F1: This transaction represents an automatic sale of share to cover required tax withholding obligations in connection with the vesting of restricted stock units. All sales were conducted in compliance with the Issuer's lock-up terms.

F2: This transaction represents sales executed in multiple open market sales. The sales reflected in this line item were made at prices ranging from $18.00 to $18.995. The price reported above reflects the weighted average sale price of trades occurring within that price range. See footnote (3) for sales executed in other price ranges on the date indicated. The Reporting Person undertakes to provide upon request by the staff of the Securities and Exchange Commission, the Issuer, or a security holder of the Issuer, full information regarding the number of shares sold at each separate sale price.

F3: This transaction represents sales executed in multiple open market sales. The sales reflected in this line item were made at prices ranging from $19.00 to $19.63. The price reported above reflects the weighted average sale price of trades occurring within that price range. See footnote (2) for sales executed in other price ranges on the date indicated. The Reporting Person undertakes to provide upon request by the staff of the Securities and Exchange Commission, the Issuer, or a security holder of the Issuer, full information regarding the number of shares sold at each separate sale price.

F4: This transaction is part of a related series of transactions undertaken on November 23, 2020 and conducted in compliance with the Issuer's lock-up terms. The Reporting Person exercised vested Class B Common Stock options, converted the resulting shares of Class B Common Stock to Class A Common Stock, and immediately sold the shares of Class A Common Stock in the open market.

F5: This transaction represents sales executed in multiple open market sales. The sales reflected in this line item were made at prices ranging from $20.00 to $20.015. The price reported above reflects the weighted average sale price of trades occurring within that price range. The Reporting Person undertakes to provide upon request by the staff of the Securities and Exchange Commission, the Issuer, or a security holder of the Issuer, full information regarding the number of shares sold at each separate sale price.

F6: This transaction is part of a related series of transactions undertaken on November 24, 2020 and conducted in compliance with the Issuer's lock-up terms. The Reporting Person exercised vested Class B Common Stock options, converted the resulting shares of Class B Common Stock to Class A Common Stock, and immediately sold the shares of Class A Common Stock in the open market.

F7: These shares are held of record by Shyam Sankar, Trustee of The Shyam Sankar 2020 Annuity Trust u/a/d 7/14/2020 (the "Annuity Trust").

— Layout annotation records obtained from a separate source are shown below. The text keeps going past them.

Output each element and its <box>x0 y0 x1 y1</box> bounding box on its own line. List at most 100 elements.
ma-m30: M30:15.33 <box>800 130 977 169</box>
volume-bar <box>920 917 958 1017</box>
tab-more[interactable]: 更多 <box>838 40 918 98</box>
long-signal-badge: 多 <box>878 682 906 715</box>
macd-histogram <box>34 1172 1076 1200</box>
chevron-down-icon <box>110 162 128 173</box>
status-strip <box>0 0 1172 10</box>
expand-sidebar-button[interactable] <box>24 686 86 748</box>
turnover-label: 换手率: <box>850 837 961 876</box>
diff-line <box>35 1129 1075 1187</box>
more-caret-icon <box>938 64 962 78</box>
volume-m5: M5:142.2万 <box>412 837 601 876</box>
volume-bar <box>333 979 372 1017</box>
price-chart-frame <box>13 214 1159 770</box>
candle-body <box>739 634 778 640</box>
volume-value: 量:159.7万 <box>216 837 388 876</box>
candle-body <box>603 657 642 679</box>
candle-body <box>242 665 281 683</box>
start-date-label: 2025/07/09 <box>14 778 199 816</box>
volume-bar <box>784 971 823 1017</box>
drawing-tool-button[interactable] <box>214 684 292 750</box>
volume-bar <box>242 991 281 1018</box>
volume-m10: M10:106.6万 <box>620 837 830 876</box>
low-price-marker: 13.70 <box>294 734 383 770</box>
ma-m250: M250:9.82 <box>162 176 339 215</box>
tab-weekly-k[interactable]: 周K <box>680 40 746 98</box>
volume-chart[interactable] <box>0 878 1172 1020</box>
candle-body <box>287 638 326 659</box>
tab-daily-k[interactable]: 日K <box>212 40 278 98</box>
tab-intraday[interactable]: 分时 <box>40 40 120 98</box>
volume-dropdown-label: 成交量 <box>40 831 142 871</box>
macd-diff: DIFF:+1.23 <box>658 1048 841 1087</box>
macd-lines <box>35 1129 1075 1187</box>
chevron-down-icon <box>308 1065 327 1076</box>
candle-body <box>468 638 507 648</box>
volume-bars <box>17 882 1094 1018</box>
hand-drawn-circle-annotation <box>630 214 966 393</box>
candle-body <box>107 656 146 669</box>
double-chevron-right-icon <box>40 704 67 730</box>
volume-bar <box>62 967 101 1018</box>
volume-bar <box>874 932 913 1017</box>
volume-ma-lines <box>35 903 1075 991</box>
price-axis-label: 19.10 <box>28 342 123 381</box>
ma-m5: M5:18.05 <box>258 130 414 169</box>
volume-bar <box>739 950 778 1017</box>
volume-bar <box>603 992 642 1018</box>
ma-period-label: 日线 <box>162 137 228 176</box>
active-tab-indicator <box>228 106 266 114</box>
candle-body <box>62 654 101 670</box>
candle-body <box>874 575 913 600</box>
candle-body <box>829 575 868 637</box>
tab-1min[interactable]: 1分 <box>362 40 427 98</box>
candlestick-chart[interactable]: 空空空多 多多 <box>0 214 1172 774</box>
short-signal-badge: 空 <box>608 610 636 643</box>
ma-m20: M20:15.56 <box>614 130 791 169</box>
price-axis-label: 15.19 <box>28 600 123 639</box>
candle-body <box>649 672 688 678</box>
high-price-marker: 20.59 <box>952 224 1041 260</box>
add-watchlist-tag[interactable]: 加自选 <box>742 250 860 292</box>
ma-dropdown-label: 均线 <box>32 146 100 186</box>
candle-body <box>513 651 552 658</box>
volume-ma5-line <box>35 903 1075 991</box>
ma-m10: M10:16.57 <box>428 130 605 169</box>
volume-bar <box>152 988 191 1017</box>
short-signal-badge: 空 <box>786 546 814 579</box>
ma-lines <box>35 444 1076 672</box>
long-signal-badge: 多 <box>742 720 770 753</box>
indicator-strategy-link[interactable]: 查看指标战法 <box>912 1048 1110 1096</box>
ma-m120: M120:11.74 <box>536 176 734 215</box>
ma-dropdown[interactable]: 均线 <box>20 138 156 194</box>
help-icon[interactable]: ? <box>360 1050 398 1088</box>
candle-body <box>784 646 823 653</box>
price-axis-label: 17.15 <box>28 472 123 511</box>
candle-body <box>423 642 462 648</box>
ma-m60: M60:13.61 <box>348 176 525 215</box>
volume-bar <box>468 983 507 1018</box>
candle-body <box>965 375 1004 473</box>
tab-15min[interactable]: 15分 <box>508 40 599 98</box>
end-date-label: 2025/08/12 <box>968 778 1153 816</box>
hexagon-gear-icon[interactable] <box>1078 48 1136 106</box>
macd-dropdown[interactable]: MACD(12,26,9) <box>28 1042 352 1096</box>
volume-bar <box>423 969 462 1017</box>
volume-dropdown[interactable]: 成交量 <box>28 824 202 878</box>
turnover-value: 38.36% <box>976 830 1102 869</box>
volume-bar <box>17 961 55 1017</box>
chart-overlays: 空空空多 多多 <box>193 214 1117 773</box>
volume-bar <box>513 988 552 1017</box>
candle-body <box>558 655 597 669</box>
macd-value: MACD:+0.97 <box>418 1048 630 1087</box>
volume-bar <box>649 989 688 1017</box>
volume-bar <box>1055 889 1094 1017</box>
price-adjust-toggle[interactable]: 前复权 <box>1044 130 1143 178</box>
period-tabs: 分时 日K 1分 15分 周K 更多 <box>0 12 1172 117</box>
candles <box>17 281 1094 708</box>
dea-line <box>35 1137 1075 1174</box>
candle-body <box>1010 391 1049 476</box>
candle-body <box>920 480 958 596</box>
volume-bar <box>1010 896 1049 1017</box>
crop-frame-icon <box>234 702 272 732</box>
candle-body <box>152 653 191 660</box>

These shares were not subject to a particular transaction during the dates covered by this Form 4 and are listed here to disclose the Reporting Person's holdings as required by Securities and Exchange Commission rules. The Reporting Person disclaims beneficial ownership of the shares held by the Annuity Trust, except to the extent of his pecuniary interest therein.

F8: These shares are held of record by Shyam Sankar, Co-Trustee of the Sankar Irrevocable Remainder Trust u/a/d 4/20/2020 (the "Remainder Trust"). These shares were not subject to a particular transaction during the dates covered by this Form 4 and are listed here to disclose the Reporting Person's holdings as required by Securities and Exchange Commission rules.The Reporting Person disclaims beneficial ownership of the shares held by the Remainder Trust, except to the extent of his pecuniary interest therein.

F9: The options exercised in this transaction were fully vested and exercisable as of the transaction date.

F10: The Class B Common Stock is convertible into the Issuer's Class A Common Stock on a 1-for-1 basis and has no expiration date.